LAWS(MAD)-1972-3-1

T S SRINIVASAN Vs. COMMISSIONER OF EXPENDITURE TAX

Decided On March 15, 1972
T.S. SRINIVASAN Appellant
V/S
COMMISSIONER OF EXPENDITURE-TAX Respondents

JUDGEMENT

(1.) THE assessee in this case was the karta of a Hindu undivided family consisting of himself, his wife, and his four minor children. During the assessment years 1959-60 and 1960-61, the assessee, in his capacity as karta of the said family, spent Rs. 9,529 and Rs. 21,643, respectively, for the benefit of his wife and minor children. THE Hindu undivided family became disrupted on December 21, 1959, and in the family partition certain properties were allotted to the wife and minor children of the assessee. After the said partition, in the assessment year 1961-62, a sum of Rs. 13,923 was spent by the wife and children from out of the properties allotted to them.

(2.) THE assessee filed separate returns for the assessment years 1959-60 and 1960-61, one in each year in his individual capacity and another in his capacity as the karta of the Hindu undivided family. In his individual returns he did not include the expenditure incurred by him as karta of the family for the benefit of his wife and minor children. THE said expenditure had, however, been included in the returns filed by him as karta of the Hindu undivided family. THE original individual assessments for 1959-60 and 1960-61 were completed on December 31, 1959, and December 31, 1960, on a taxable expenditure of Rs. 3,749 and Rs. 1,724, respectively. THE expenditure incurred by the assessee as karta for his wife and children was not included in his individual assessments, but the said expenditure had, however, been included in the assessments of the Hindu undivided family which was, however, declared not liable to expenditure-tax for those years.

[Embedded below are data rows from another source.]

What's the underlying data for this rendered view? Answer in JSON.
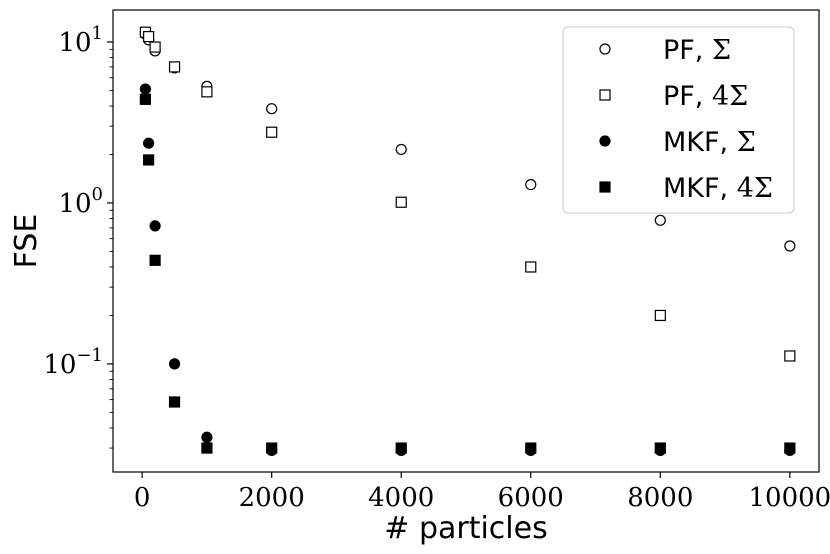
{
  "chart_data": {
    "type": "scatter",
    "xlabel": "# particles",
    "ylabel": "FSE",
    "xlim": [
      -450,
      10450
    ],
    "ylim": [
      0.0213,
      15.8
    ],
    "yscale": "log",
    "xticks": [
      {
        "value": 0,
        "label": "0"
      },
      {
        "value": 2000,
        "label": "2000"
      },
      {
        "value": 4000,
        "label": "4000"
      },
      {
        "value": 6000,
        "label": "6000"
      },
      {
        "value": 8000,
        "label": "8000"
      },
      {
        "value": 10000,
        "label": "10000"
      }
    ],
    "yticks": [
      {
        "value": 10,
        "base": "10",
        "exp": "1"
      },
      {
        "value": 1,
        "base": "10",
        "exp": "0"
      },
      {
        "value": 0.1,
        "base": "10",
        "exp": "−1"
      }
    ],
    "legend": {
      "placement": "top-right"
    },
    "series": [
      {
        "name": "PF, Σ",
        "name_text": "PF, ",
        "name_math": "Σ",
        "marker": "circle",
        "filled": false,
        "x": [
          50,
          100,
          200,
          500,
          1000,
          2000,
          4000,
          6000,
          8000,
          10000
        ],
        "y": [
          11.2,
          10.3,
          8.8,
          6.9,
          5.3,
          3.85,
          2.15,
          1.3,
          0.78,
          0.54
        ]
      },
      {
        "name": "PF, 4Σ",
        "name_text": "PF, ",
        "name_math": "4Σ",
        "marker": "square",
        "filled": false,
        "x": [
          50,
          100,
          200,
          500,
          1000,
          2000,
          4000,
          6000,
          8000,
          10000
        ],
        "y": [
          11.5,
          10.8,
          9.3,
          7.0,
          4.9,
          2.75,
          1.01,
          0.4,
          0.2,
          0.112
        ]
      },
      {
        "name": "MKF, Σ",
        "name_text": "MKF, ",
        "name_math": "Σ",
        "marker": "circle",
        "filled": true,
        "x": [
          50,
          100,
          200,
          500,
          1000,
          2000,
          4000,
          6000,
          8000,
          10000
        ],
        "y": [
          5.1,
          2.35,
          0.72,
          0.1,
          0.035,
          0.029,
          0.029,
          0.029,
          0.029,
          0.029
        ]
      },
      {
        "name": "MKF, 4Σ",
        "name_text": "MKF, ",
        "name_math": "4Σ",
        "marker": "square",
        "filled": true,
        "x": [
          50,
          100,
          200,
          500,
          1000,
          2000,
          4000,
          6000,
          8000,
          10000
        ],
        "y": [
          4.4,
          1.85,
          0.44,
          0.058,
          0.03,
          0.03,
          0.03,
          0.03,
          0.03,
          0.03
        ]
      }
    ]
  }
}
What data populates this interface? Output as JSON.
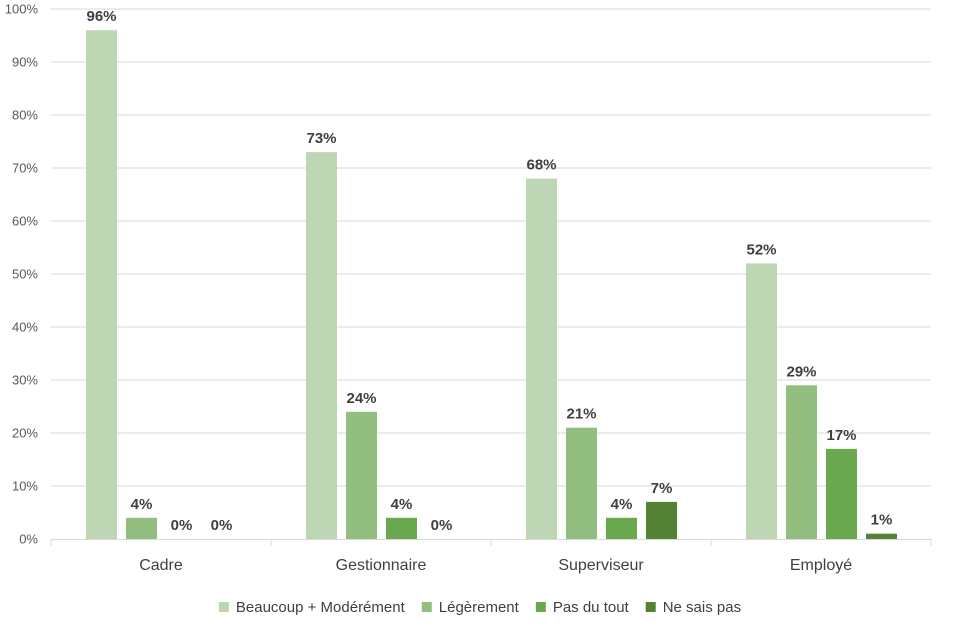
{
  "chart_data": {
    "type": "bar",
    "categories": [
      "Cadre",
      "Gestionnaire",
      "Superviseur",
      "Employé"
    ],
    "series": [
      {
        "name": "Beaucoup + Modérément",
        "values": [
          96,
          73,
          68,
          52
        ],
        "labels": [
          "96%",
          "73%",
          "68%",
          "52%"
        ],
        "color": "#bdd7b5"
      },
      {
        "name": "Légèrement",
        "values": [
          4,
          24,
          21,
          29
        ],
        "labels": [
          "4%",
          "24%",
          "21%",
          "29%"
        ],
        "color": "#92bf7f"
      },
      {
        "name": "Pas du tout",
        "values": [
          0,
          4,
          4,
          17
        ],
        "labels": [
          "0%",
          "4%",
          "4%",
          "17%"
        ],
        "color": "#6aa84f"
      },
      {
        "name": "Ne sais pas",
        "values": [
          null,
          0,
          7,
          1
        ],
        "labels": [
          "0%",
          "0%",
          "7%",
          "1%"
        ],
        "color": "#548235"
      }
    ],
    "ylim": [
      0,
      100
    ],
    "yticks": [
      "0%",
      "10%",
      "20%",
      "30%",
      "40%",
      "50%",
      "60%",
      "70%",
      "80%",
      "90%",
      "100%"
    ],
    "grid": true,
    "legend": "bottom",
    "title": "",
    "xlabel": "",
    "ylabel": ""
  }
}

(3.) WITH regard to the inclusion of the expenditure incurred by the Hindu undivided family on the assessee's wife and minor children in his individual assessment, the assessee had contended that the Hindu undivided family had an obligation to maintain his wife and children, that it was in discharge of that obligation that the Hindu undivided family had incurred the expenditure in question, that he himself was not under an obligation to maintain his wife and children so long as the Hindu undivided family was in existence and that, therefore, the expenditure in question should not be included in his individual assessments. The Tribunal rejected this contention also holding that even if the Hindu undivided family had an obligation to maintain the wife and minor children of the assessee, still, he, as an individual, was not absolved from his own personal obligation to maintain his wife and children and that, therefore, it should be taken that the expenditure incurred by the Hindu undivided family on the assessee's wife and children was in respect of an obligation of the assessee himself.